Vince turned on a side road, each glowing streetlamp taking them farther from the East Side. He couldn’t even think about how close she’d been to those bullets, how close she’d come to turning that car key. Sure, he’d been in the vehicle with her, but he’d faced death often enough in his life to shake off the near brush.
Her near misses with the bomb and the drive-by, however, shook him to his boots at a time when he was already reeling from the impact of her mouth on his. He eyed the rearview mirror, checking again for a tail.
Still clear.
Within the next five minutes, he would have her locked up and secured in an exclusive hotel with police protection throughout the building. He would feel better if he could stay with her 24/7, but he still had a job to do, a job that would hopefully put an end to all of this.
Even now, Don had his people following up leads.
Vince winced from thoughts of Shay’s dad. Thinking about her father only brought back old scripts of staying away from Shay out of respect to him. Old habits were tough to break.
But after that explosive kiss against the car, he suspected this was one avenue he would have to travel if he ever expected to put thoughts of Shay to rest. She, however, didn’t appear so inclined.
He paused at a stoplight right outside the hotel, even though the street was deserted so late at night.
Sighing, Shay shifted her eyes from the window to his face. “It’s going to be a long night if you’re not talking to me.”
“Fine then. What do you want to talk about?”
She tapped her chin, eying the hint of a goatee he’d shaved into his five o’clock shadow. “I thought military guys couldn’t have any facial hair other than a mustache.
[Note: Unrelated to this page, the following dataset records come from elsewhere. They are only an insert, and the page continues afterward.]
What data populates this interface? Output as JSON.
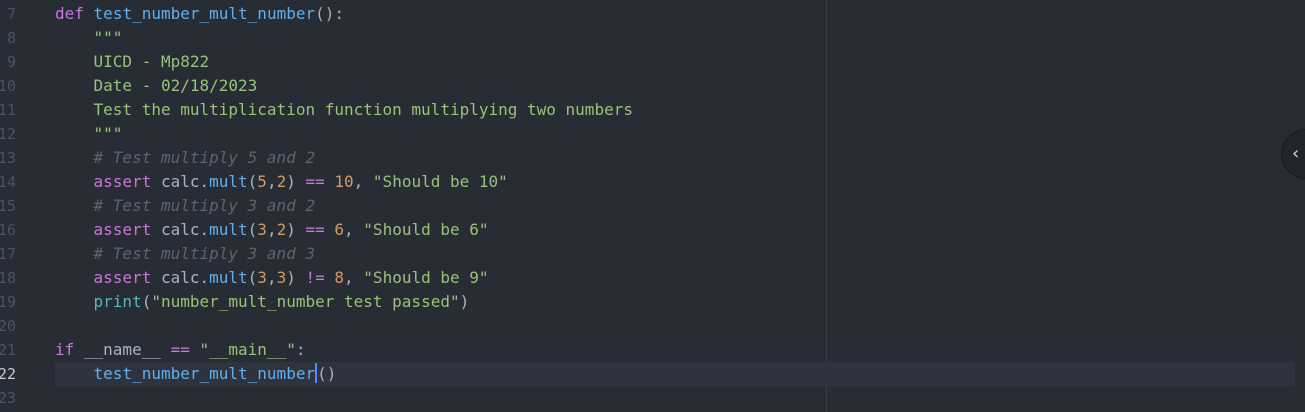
{
  "gutter": {
    "line_numbers": [
      "7",
      "8",
      "9",
      "10",
      "11",
      "12",
      "13",
      "14",
      "15",
      "16",
      "17",
      "18",
      "19",
      "20",
      "21",
      "22",
      "23"
    ],
    "active_line": "22"
  },
  "code": {
    "l7": {
      "kw": "def",
      "sp": " ",
      "fn": "test_number_mult_number",
      "rest": "():"
    },
    "l8": {
      "indent": "    ",
      "str": "\"\"\""
    },
    "l9": {
      "indent": "    ",
      "str": "UICD - Mp822"
    },
    "l10": {
      "indent": "    ",
      "str": "Date - 02/18/2023"
    },
    "l11": {
      "indent": "    ",
      "str": "Test the multiplication function multiplying two numbers"
    },
    "l12": {
      "indent": "    ",
      "str": "\"\"\""
    },
    "l13": {
      "indent": "    ",
      "cmt": "# Test multiply 5 and 2"
    },
    "l14": {
      "indent": "    ",
      "kw": "assert",
      "obj": " calc.",
      "fn": "mult",
      "p1": "(",
      "a": "5",
      "c": ",",
      "b": "2",
      "p2": ") ",
      "op": "==",
      "sp": " ",
      "num": "10",
      "comma": ", ",
      "str": "\"Should be 10\""
    },
    "l15": {
      "indent": "    ",
      "cmt": "# Test multiply 3 and 2"
    },
    "l16": {
      "indent": "    ",
      "kw": "assert",
      "obj": " calc.",
      "fn": "mult",
      "p1": "(",
      "a": "3",
      "c": ",",
      "b": "2",
      "p2": ") ",
      "op": "==",
      "sp": " ",
      "num": "6",
      "comma": ", ",
      "str": "\"Should be 6\""
    },
    "l17": {
      "indent": "    ",
      "cmt": "# Test multiply 3 and 3"
    },
    "l18": {
      "indent": "    ",
      "kw": "assert",
      "obj": " calc.",
      "fn": "mult",
      "p1": "(",
      "a": "3",
      "c": ",",
      "b": "3",
      "p2": ") ",
      "op": "!=",
      "sp": " ",
      "num": "8",
      "comma": ", ",
      "str": "\"Should be 9\""
    },
    "l19": {
      "indent": "    ",
      "builtin": "print",
      "p1": "(",
      "str": "\"number_mult_number test passed\"",
      "p2": ")"
    },
    "l20": {
      "text": ""
    },
    "l21": {
      "kw": "if",
      "mid": " __name__ ",
      "op": "==",
      "sp": " ",
      "str": "\"__main__\"",
      "rest": ":"
    },
    "l22": {
      "indent": "    ",
      "fn": "test_number_mult_number",
      "rest": "()"
    },
    "l23": {
      "text": ""
    }
  },
  "side_toggle": {
    "icon": "chevron-left-icon",
    "glyph": "‹"
  },
  "colors": {
    "background": "#282c34",
    "keyword": "#c678dd",
    "function": "#61afef",
    "string": "#98c379",
    "number": "#d19a66",
    "comment": "#5c6370",
    "builtin": "#56b6c2",
    "cursor": "#528bff"
  }
}
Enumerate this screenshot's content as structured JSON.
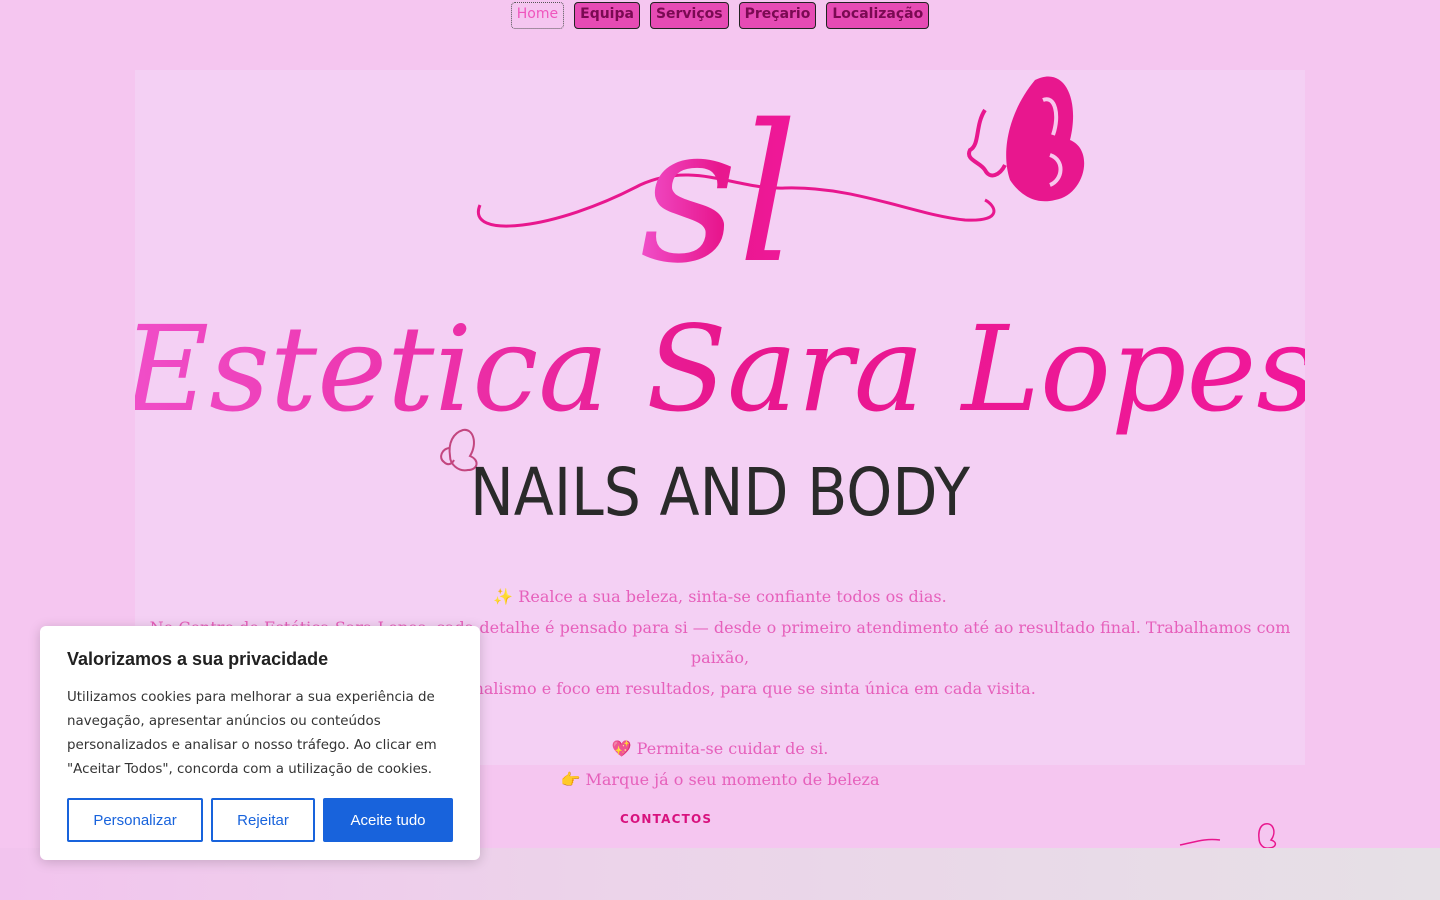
{
  "nav": {
    "items": [
      {
        "label": "Home",
        "active": true
      },
      {
        "label": "Equipa",
        "active": false
      },
      {
        "label": "Serviços",
        "active": false
      },
      {
        "label": "Preçario",
        "active": false
      },
      {
        "label": "Localização",
        "active": false
      }
    ]
  },
  "logo": {
    "monogram": "sl",
    "name": "Estetica Sara Lopes",
    "tagline": "NAILS AND BODY"
  },
  "hero": {
    "line1_emoji": "✨",
    "line1": "Realce a sua beleza, sinta-se confiante todos os dias.",
    "line2": "No Centro de Estética Sara Lopes, cada detalhe é pensado para si — desde o primeiro atendimento até ao resultado final. Trabalhamos com paixão,",
    "line3": "profissionalismo e foco em resultados, para que se sinta única em cada visita.",
    "line4_emoji": "💖",
    "line4": "Permita-se cuidar de si.",
    "line5_emoji": "👉",
    "line5": "Marque já o seu momento de beleza"
  },
  "contacts": {
    "heading": "CONTACTOS"
  },
  "cookie": {
    "title": "Valorizamos a sua privacidade",
    "text": "Utilizamos cookies para melhorar a sua experiência de navegação, apresentar anúncios ou conteúdos personalizados e analisar o nosso tráfego. Ao clicar em \"Aceitar Todos\", concorda com a utilização de cookies.",
    "customize_label": "Personalizar",
    "reject_label": "Rejeitar",
    "accept_label": "Aceite tudo"
  },
  "colors": {
    "background": "#f5c6f0",
    "hero_panel": "#f4d0f4",
    "brand_pink": "#e8178e",
    "nav_button": "#e64bb4",
    "hero_text": "#e660bb",
    "cookie_accent": "#1863dc"
  },
  "icons": {
    "logo_butterfly": "butterfly-icon",
    "tagline_butterfly": "butterfly-icon"
  }
}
My dad was always complaining about having to shave so often.”
Ah, she wanted to make small talk to dodge the obvious. Still not willing to acknowledge what had happened between them. Something rare, by the way.
Her avoidance spoke more of how much the kiss had rattled her.
He stroked his short beard. “We call this category one relaxed grooming standards. There are situations where something like this is acceptable. Suddenly my bald head doesn’t look so hard-core military, does it?”